Form the matrix $\mathbf{A}-\lambda \mathbf{I}$.

$$\begin{align} \mathbf{A} - \lambda \mathbf{I} &= \begin{pmatrix} 5&6\\2&1\end{pmatrix} - \lambda\begin{pmatrix}1&0\\0&1\end{pmatrix}\\ &=\begin{pmatrix} 5&6\\2&1\end{pmatrix} - \begin{pmatrix}\lambda & 0\\0&\lambda \end{pmatrix}\\ &=\begin{pmatrix} 5-\lambda&6\\2&1-\lambda\end{pmatrix} \end{align}$$

Then find the determinant of this matrix.

$$\lvert \mathbf{A} - \lambda \mathbf{I} \rvert = (5-\lambda)(1-\lambda) - 6\times 2 = \lambda^2-6\lambda-7.$$

Setting this equal to zero gives the characteristic equation, which can be solved for $\lambda$.

$$\begin{align} \lambda^2-6\lambda-7 &=0\\ (\lambda -7)(\lambda +1) &=0 \end{align}$$

So the eigenvalues are $\lambda_1 = -1$ and $\lambda_2 = 7$.

We now want to find the corresponding eigenvectors. First, using $\lambda = \lambda_1 = -1$, solve $\mathbf{A} \mathbf{x} = \lambda \mathbf{x}$.

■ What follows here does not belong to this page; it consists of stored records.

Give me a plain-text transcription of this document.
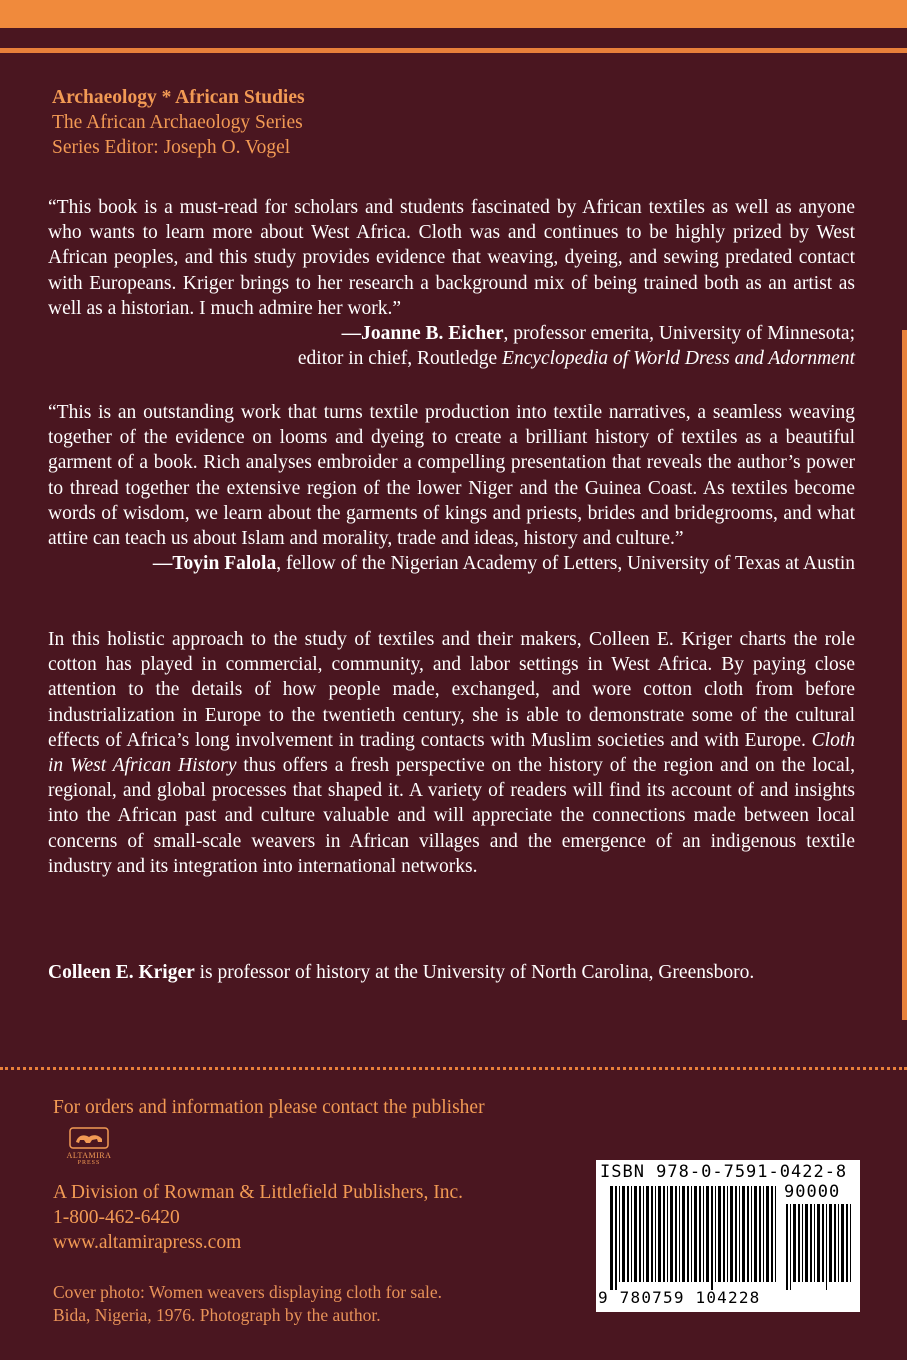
Archaeology * African Studies
The African Archaeology Series
Series Editor: Joseph O. Vogel
“This book is a must-read for scholars and students fascinated by African textiles as well as anyone who wants to learn more about West Africa. Cloth was and continues to be highly prized by West African peoples, and this study provides evidence that weaving, dyeing, and sewing predated contact with Europeans. Kriger brings to her research a background mix of being trained both as an artist as well as a historian. I much admire her work.”
—Joanne B. Eicher, professor emerita, University of Minnesota;
editor in chief, Routledge Encyclopedia of World Dress and Adornment
“This is an outstanding work that turns textile production into textile narratives, a seamless weaving together of the evidence on looms and dyeing to create a brilliant history of textiles as a beautiful garment of a book. Rich analyses embroider a compelling presentation that reveals the author’s power to thread together the extensive region of the lower Niger and the Guinea Coast. As textiles become words of wisdom, we learn about the garments of kings and priests, brides and bridegrooms, and what attire can teach us about Islam and morality, trade and ideas, history and culture.”
—Toyin Falola, fellow of the Nigerian Academy of Letters, University of Texas at Austin
In this holistic approach to the study of textiles and their makers, Colleen E. Kriger charts the role cotton has played in commercial, community, and labor settings in West Africa. By paying close attention to the details of how people made, exchanged, and wore cotton cloth from before industrialization in Europe to the twentieth century, she is able to demonstrate some of the cultural effects of Africa’s long involvement in trading contacts with Muslim societies and with Europe. Cloth in West African History thus offers a fresh perspective on the history of the region and on the local, regional, and global processes that shaped it. A variety of readers will find its account of and insights into the African past and culture valuable and will appreciate the connections made between local concerns of small-scale weavers in African villages and the emergence of an indigenous textile industry and its integration into international networks.
Colleen E. Kriger is professor of history at the University of North Carolina, Greensboro.
For orders and information please contact the publisher
ALTAMIRA
PRESS
A Division of Rowman & Littlefield Publishers, Inc.
1-800-462-6420
www.altamirapress.com
Cover photo: Women weavers displaying cloth for sale.
Bida, Nigeria, 1976. Photograph by the author.
ISBN 978-0-7591-0422-8
90000
9 780759 104228
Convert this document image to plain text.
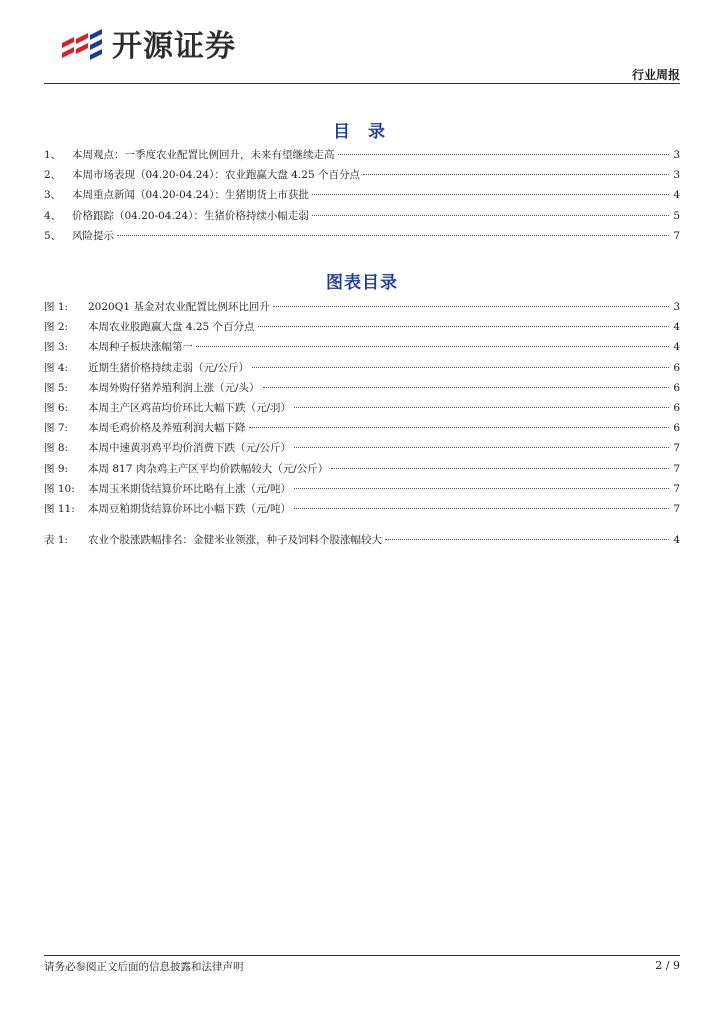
开源证券
行业周报
目 录
1、	本周观点：一季度农业配置比例回升，未来有望继续走高	3
2、	本周市场表现（04.20-04.24）：农业跑赢大盘 4.25 个百分点	3
3、	本周重点新闻（04.20-04.24）：生猪期货上市获批	4
4、	价格跟踪（04.20-04.24）：生猪价格持续小幅走弱	5
5、	风险提示	7
图表目录
图 1:	2020Q1 基金对农业配置比例环比回升	3
图 2:	本周农业股跑赢大盘 4.25 个百分点	4
图 3:	本周种子板块涨幅第一	4
图 4:	近期生猪价格持续走弱（元/公斤）	6
图 5:	本周外购仔猪养殖利润上涨（元/头）	6
图 6:	本周主产区鸡苗均价环比大幅下跌（元/羽）	6
图 7:	本周毛鸡价格及养殖利润大幅下降	6
图 8:	本周中速黄羽鸡平均价消费下跌（元/公斤）	7
图 9:	本周 817 肉杂鸡主产区平均价跌幅较大（元/公斤）	7
图 10:	本周玉米期货结算价环比略有上涨（元/吨）	7
图 11:	本周豆粕期货结算价环比小幅下跌（元/吨）	7
表 1:	农业个股涨跌幅排名：金健米业领涨，种子及饲料个股涨幅较大	4
请务必参阅正文后面的信息披露和法律声明	2 / 9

$$\begin{pmatrix}5&6\\2&1\end{pmatrix}\begin{pmatrix}x\\y\end{pmatrix} = (-1)\begin{pmatrix}x\\y\end{pmatrix}$$

This corresponds to the simultaneous equations

$$\begin{align} 5x+6y &= -x \\ 2x+y &= -y \end{align}$$

Rearranging either of these equations will give the same relationship between $x$ and $y$.

$$\begin{align} 2x+y &= -y \\ 2x &=-2y\\ x&=-y \end{align}$$

There are infinitely many solutions to this equation, but they are all scalar multiples of each other. We usually pick $x=1$ for simplicity.

So an eigenvector corresponding to $\lambda_1 = -1$ is $\mathbf{x}_1 = \begin{pmatrix}1\\-1\end{pmatrix}$.

Now carry out the same process for the eigenvalue $\lambda_2 = 7$.

Solve $\mathbf{A} \mathbf{x} = \lambda\mathbf{x}$.

$$\begin{pmatrix}5&6\\2&1\end{pmatrix}\begin{pmatrix}x\\y\end{pmatrix} = 7\begin{pmatrix}x\\y\end{pmatrix}$$

This corresponds to the simultaneous equations

$$\begin{align} 5x+6y &= 7x\\ 2x+y &= 7y \end{align}$$

Rearranging either of these equations will give the same relationship between $x$ and $y$.

$$\begin{align} 2x+y &= 7y \\ 2x &=6y\\ x&=3y \end{align}$$

Choosing $x=1$, the eigenvector for $\lambda_2 = 7$ is $\mathbf{x}_2 = \begin{pmatrix}1\\\frac{1}{3}\end{pmatrix}$.